As exemplified by the change in NSF’s strategy, science patrons’ demands have sometimes been subordinated to changes in policy regimes. From Lyndon Johnson’s to Reagan’s, all government pressured scientists to produce applied knowledge to help the design, and, this was new, the evaluation of economic policies. The policy orientation of the applied turn was apparent in Stigler’s 1964 AEA presidential address, characteristically titled The Economist and the State: “our expanding theoretical and empirical studies will inevitably and irresistibly enter into the subject of public policy, and we shall develop a body of knowledge essential to intelligent policy formulation,” he wrote. Henry Ford’s interest in having the efficiency of some welfare policies and regulations evaluated fostered the generalization of cost-benefit analysis. It also pushed Heather Ross, then MIT graduate student, to undertake with Princeton’s William Baumol and Albert Rees a large randomized social experiment to test negative income tax in New Jersey and Pennsylvania.

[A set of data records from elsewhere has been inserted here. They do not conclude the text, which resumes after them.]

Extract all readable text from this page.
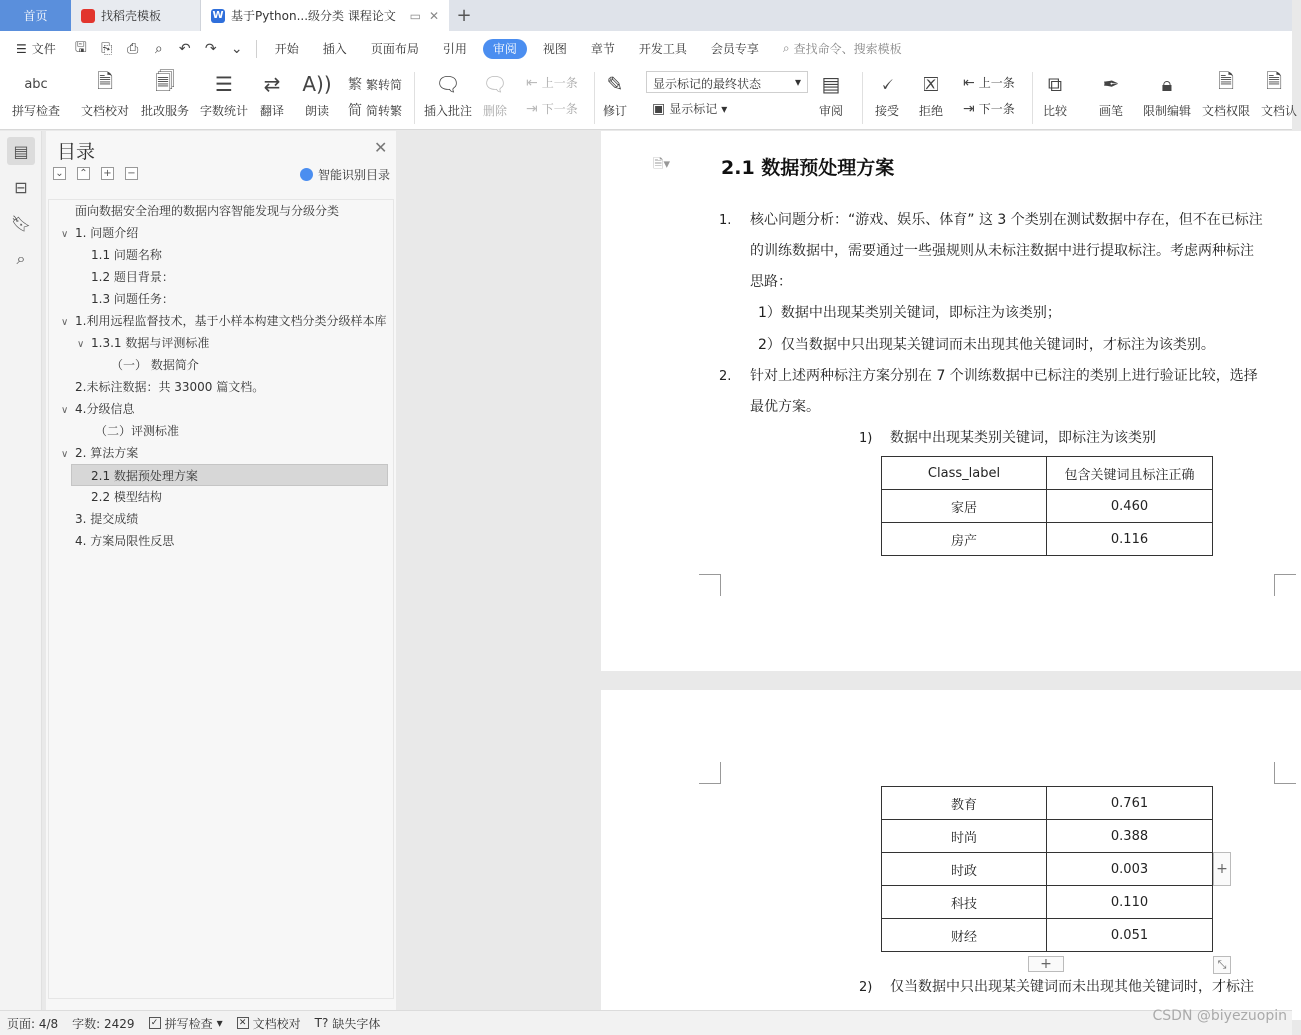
首页	找稻壳模板	W 基于Python...级分类 课程论文 ▭ ✕ +
☰ 文件	🖫	⎘	⎙	⌕	↶	↷	⌄	开始	插入	页面布局	引用	审阅	视图	章节	开发工具	会员专享	⌕ 查找命令、搜索模板
abc
拼写检查
🗎
文档校对
🗐
批改服务
☰
字数统计
⇄
翻译
A))
朗读
繁 繁转简
简 简转繁
🗨
插入批注
🗨
删除
⇤ 上一条
⇥ 下一条
✎
修订
显示标记的最终状态	▾
▣ 显示标记 ▾
▤
审阅
🗸
接受
🗵
拒绝
⇤ 上一条
⇥ 下一条
⧉
比较
✒
画笔
🔒︎
限制编辑
🗎
文档权限
🗎
文档认
▤
⊟
🔖︎
⌕
目录	✕
⌄ ⌃ + −	智能识别目录
面向数据安全治理的数据内容智能发现与分级分类
∨ 1. 问题介绍
1.1 问题名称
1.2 题目背景：
1.3 问题任务：
∨ 1.利用远程监督技术，基于小样本构建文档分类分级样本库
∨ 1.3.1 数据与评测标准
（一） 数据简介
2.未标注数据：共 33000 篇文档。
∨ 4.分级信息
（二）评测标准
∨ 2. 算法方案
2.1 数据预处理方案
2.2 模型结构
3. 提交成绩
4. 方案局限性反思
🗎▾	2.1 数据预处理方案
1. 核心问题分析：“游戏、娱乐、体育” 这 3 个类别在测试数据中存在，但不在已标注
的训练数据中，需要通过一些强规则从未标注数据中进行提取标注。考虑两种标注
思路：
1）数据中出现某类别关键词，即标注为该类别；
2）仅当数据中只出现某关键词而未出现其他关键词时，才标注为该类别。
2. 针对上述两种标注方案分别在 7 个训练数据中已标注的类别上进行验证比较，选择
最优方案。
1) 数据中出现某类别关键词，即标注为该类别
Class_label	包含关键词且标注正确
家居	0.460
房产	0.116
教育	0.761
时尚	0.388
时政	0.003
科技	0.110
财经	0.051
+
+	⤡
2) 仅当数据中只出现某关键词而未出现其他关键词时，才标注
页面: 4/8	字数: 2429	✓ 拼写检查 ▾ ✕ 文档校对 T? 缺失字体	CSDN @biyezuopin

The motivation to undertake experiment throughout the 70s and 80s was not so much to emulate medical science, but to allow the evaluation of policies on pilot projects. As described by Elisabeth Berman, Reagan’s deregulatory movement furthered this “economicization” of public policy. The quest to emulate markets created a favorable reception to the mix of mechanism design and lab experiments economists had developed in the late 1970s. Some of its achievements, the FCC auction or the kidney matching algorithm have become the flagship of a science capable to yield better living. These skills have equally been in demand by private firms, especially as the rise of digital markets involved the design of pricing mechanisms and the study of regulatory issues. Because it is as much the product of external pressures as of epistemological and technical evolutions, it is not always easy to disentangle rhetoric from genuine historical trend in the “applied turn.”
Note: this post relies on the research Roger Backhouse and I have been carrying in the past three years. It is an attempt to unpack my interpretation of the data we have accumulated, as we are writing up a summary of our finding. Though it is heavily influenced by Roger’s thinking, it only reflects my own views.